A new study of Florida’s tax credit scholarship program was announced yesterday, reporting test scores both for private school students in the program and for low-income public school students. The report notes that scholarship kids were much more disadvantaged than even the low-income public school students, and it wasn’t able to control for those differences, so it produced no really meaningful findings. In other words, it didn’t have the data to find out what impact the scholarships are having academically.


By reporting the unadjusted test scores (and the lack of a significant difference between them for public and private school kids) it has raised some eyebrows. Jay Greene has a good explanation of why we should just wait until the study’s author, David Figlio, has some meaningful data before getting too excited.


For me, a key point is that the scholarship kids are receiving a maximum of $3,950 while Florida public schools spent upwards of $11,150 per pupil in 2007–2008. Public schools are spending nearly three times as much per pupil and have nothing to show for it. Is Florida doing so well economically that they can afford to blow tens of billions of dollars for no reason at all? Every year? I had no idea.…

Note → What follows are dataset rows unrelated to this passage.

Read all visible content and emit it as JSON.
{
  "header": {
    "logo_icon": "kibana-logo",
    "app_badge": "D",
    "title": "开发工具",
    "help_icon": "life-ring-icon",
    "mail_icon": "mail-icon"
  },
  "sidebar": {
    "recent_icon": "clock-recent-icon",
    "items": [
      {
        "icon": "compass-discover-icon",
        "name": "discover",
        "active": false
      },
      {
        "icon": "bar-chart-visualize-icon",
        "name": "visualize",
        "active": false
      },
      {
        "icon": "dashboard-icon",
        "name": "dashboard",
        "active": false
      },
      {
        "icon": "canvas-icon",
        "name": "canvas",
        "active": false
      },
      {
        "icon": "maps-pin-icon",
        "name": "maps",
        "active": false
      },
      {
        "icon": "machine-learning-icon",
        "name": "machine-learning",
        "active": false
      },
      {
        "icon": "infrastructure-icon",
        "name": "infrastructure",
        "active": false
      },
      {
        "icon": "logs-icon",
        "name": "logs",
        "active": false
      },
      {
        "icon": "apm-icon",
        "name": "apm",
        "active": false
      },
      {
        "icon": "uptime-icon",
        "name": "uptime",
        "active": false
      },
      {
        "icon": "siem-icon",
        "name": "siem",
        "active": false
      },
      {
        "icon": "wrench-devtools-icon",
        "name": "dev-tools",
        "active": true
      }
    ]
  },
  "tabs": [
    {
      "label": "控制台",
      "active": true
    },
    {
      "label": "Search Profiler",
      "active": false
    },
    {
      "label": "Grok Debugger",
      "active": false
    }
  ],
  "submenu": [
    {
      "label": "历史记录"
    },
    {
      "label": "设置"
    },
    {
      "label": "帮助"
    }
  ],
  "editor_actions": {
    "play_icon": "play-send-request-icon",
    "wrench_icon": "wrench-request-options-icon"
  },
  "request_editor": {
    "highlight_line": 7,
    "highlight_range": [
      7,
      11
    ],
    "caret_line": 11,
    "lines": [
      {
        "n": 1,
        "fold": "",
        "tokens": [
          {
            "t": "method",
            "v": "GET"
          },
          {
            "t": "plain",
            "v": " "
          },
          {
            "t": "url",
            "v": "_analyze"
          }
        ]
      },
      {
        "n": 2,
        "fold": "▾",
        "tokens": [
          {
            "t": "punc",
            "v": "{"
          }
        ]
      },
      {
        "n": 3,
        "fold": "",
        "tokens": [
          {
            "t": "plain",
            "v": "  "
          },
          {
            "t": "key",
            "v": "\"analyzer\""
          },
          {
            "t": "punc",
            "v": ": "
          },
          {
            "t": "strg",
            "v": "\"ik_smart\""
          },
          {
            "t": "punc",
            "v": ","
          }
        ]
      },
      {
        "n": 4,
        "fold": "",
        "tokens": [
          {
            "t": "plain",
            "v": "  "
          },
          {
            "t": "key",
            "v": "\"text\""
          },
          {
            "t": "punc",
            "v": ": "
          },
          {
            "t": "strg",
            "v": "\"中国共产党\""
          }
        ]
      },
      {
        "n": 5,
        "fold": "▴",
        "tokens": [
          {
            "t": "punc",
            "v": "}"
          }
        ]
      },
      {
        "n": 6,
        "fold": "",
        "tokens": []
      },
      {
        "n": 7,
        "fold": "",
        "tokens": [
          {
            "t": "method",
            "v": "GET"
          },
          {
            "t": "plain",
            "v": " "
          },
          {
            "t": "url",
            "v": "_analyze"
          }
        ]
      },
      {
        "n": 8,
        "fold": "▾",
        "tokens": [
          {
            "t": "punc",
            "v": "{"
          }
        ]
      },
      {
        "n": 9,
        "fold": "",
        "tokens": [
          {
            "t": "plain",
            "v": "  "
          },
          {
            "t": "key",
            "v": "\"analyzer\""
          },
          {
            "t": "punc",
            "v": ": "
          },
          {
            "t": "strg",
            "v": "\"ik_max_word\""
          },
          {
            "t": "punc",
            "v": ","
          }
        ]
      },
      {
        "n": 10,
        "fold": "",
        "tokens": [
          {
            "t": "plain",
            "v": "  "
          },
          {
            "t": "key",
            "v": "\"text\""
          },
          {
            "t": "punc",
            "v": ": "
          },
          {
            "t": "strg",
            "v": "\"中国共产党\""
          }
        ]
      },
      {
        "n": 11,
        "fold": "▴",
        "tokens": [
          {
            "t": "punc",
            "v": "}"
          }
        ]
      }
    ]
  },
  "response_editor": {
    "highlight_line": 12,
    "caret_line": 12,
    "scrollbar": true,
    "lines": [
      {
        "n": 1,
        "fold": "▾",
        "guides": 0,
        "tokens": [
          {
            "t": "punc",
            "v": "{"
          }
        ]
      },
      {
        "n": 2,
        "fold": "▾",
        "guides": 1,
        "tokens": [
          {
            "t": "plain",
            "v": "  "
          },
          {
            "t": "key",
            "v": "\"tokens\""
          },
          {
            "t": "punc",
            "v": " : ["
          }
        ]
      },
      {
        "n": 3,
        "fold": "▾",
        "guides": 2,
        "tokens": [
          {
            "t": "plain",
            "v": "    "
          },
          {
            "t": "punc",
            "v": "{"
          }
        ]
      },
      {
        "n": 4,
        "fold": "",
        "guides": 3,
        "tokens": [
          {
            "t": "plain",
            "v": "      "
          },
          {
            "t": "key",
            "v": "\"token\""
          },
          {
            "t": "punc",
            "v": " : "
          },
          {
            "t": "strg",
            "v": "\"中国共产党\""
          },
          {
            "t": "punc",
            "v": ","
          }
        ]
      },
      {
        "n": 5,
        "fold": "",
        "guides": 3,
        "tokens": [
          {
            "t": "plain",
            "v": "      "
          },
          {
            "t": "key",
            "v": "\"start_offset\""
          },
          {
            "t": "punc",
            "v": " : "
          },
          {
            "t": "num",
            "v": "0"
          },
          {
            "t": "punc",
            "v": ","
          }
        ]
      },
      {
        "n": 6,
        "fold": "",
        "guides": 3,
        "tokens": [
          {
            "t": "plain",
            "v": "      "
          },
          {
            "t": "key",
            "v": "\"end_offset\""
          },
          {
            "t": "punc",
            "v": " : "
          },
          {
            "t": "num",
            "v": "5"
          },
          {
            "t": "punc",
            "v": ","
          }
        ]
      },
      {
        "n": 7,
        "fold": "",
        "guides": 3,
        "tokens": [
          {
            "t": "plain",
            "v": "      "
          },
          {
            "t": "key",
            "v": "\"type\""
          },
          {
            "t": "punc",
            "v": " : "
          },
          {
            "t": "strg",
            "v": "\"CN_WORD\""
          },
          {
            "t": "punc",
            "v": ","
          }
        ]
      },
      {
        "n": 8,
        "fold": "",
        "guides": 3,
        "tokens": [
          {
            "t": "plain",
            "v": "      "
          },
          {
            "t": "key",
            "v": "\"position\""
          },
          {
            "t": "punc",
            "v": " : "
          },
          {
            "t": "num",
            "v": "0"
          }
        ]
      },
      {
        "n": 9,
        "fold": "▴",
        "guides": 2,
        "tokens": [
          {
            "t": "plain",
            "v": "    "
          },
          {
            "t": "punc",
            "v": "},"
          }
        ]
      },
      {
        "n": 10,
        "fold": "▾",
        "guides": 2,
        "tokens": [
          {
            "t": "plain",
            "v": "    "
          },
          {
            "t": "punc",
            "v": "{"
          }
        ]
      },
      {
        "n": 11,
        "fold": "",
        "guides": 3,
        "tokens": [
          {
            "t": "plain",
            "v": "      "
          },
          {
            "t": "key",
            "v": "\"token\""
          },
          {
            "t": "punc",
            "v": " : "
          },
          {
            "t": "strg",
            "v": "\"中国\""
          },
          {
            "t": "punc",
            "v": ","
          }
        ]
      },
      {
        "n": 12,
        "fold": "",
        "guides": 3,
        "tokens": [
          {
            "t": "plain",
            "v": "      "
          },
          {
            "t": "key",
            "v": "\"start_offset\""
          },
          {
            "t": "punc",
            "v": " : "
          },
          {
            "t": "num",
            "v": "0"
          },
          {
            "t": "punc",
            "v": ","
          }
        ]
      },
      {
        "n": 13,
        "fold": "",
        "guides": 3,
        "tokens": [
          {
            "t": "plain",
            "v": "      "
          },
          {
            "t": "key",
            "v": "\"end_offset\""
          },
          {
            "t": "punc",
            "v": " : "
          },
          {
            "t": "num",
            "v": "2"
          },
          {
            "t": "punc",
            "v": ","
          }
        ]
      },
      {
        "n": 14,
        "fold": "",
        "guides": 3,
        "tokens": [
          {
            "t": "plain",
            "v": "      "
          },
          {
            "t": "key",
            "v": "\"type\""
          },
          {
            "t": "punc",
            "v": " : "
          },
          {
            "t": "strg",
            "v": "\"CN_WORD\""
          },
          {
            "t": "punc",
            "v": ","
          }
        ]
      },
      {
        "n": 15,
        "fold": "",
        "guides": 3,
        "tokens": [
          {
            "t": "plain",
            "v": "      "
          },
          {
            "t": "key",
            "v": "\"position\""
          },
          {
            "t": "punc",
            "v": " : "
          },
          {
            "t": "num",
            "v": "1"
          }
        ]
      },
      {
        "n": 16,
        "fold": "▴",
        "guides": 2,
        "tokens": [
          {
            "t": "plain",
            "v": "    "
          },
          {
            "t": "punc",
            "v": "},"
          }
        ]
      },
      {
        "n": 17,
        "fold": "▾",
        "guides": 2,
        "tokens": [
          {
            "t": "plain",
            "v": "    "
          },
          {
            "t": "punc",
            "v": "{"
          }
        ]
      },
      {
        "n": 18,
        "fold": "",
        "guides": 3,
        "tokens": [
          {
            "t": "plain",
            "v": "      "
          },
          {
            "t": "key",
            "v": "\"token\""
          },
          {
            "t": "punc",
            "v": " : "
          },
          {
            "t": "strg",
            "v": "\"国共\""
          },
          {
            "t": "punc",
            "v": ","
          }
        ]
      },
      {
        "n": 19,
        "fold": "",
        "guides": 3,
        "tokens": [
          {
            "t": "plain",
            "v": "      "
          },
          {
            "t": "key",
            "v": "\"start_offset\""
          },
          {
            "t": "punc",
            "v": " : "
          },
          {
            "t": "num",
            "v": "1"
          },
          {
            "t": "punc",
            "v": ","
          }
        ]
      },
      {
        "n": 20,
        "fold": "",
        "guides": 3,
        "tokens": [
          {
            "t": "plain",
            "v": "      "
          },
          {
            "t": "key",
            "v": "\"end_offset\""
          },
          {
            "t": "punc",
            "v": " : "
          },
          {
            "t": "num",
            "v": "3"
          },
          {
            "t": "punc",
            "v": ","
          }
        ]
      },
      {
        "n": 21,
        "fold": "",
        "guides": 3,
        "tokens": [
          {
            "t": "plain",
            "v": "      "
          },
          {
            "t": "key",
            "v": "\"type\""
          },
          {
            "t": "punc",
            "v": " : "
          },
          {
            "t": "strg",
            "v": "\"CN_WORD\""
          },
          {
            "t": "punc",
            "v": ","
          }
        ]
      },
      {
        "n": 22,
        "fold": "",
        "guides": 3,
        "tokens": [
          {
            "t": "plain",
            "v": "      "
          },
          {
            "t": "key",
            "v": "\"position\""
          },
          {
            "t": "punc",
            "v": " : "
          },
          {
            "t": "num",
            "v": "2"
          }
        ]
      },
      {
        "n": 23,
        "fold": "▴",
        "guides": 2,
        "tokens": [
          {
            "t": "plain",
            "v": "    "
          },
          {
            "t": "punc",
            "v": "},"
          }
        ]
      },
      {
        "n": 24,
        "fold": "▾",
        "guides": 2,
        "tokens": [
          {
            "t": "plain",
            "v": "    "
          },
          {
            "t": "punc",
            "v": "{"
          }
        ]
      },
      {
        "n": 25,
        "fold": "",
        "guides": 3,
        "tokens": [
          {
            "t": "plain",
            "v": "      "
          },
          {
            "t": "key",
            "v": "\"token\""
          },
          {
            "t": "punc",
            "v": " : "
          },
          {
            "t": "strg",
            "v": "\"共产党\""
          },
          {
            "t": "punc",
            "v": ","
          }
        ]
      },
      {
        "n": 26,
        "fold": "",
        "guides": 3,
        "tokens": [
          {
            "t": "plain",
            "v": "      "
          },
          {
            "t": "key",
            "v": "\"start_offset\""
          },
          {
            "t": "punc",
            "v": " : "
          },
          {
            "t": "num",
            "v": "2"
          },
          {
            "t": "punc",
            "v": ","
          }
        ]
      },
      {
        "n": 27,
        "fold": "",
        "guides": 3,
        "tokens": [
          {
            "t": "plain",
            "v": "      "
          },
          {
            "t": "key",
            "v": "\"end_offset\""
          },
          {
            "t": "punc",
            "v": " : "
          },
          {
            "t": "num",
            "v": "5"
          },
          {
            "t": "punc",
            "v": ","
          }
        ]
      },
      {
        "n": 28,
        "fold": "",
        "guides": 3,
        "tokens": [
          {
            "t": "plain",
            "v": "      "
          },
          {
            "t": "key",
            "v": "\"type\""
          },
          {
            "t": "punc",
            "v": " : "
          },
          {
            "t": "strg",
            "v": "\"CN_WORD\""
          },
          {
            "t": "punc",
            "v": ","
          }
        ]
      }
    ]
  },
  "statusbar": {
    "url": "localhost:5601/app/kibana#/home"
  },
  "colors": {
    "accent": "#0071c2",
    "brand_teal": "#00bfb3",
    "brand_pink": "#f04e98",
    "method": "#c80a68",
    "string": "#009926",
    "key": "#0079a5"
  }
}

Incidentally, I calculated the per pupil spending figure myself from the published spending and enrollment data on the Florida DOE’s website. The St Petersburg Times story by Ron Matus quotes a public school figure of $7,000 per student, which is one of those make believe numbers that politicians and officials come up with that only represents a fraction of what is spent. I’d be surprised if the Times keeps reporting that number in the future, given how detached it is from reality.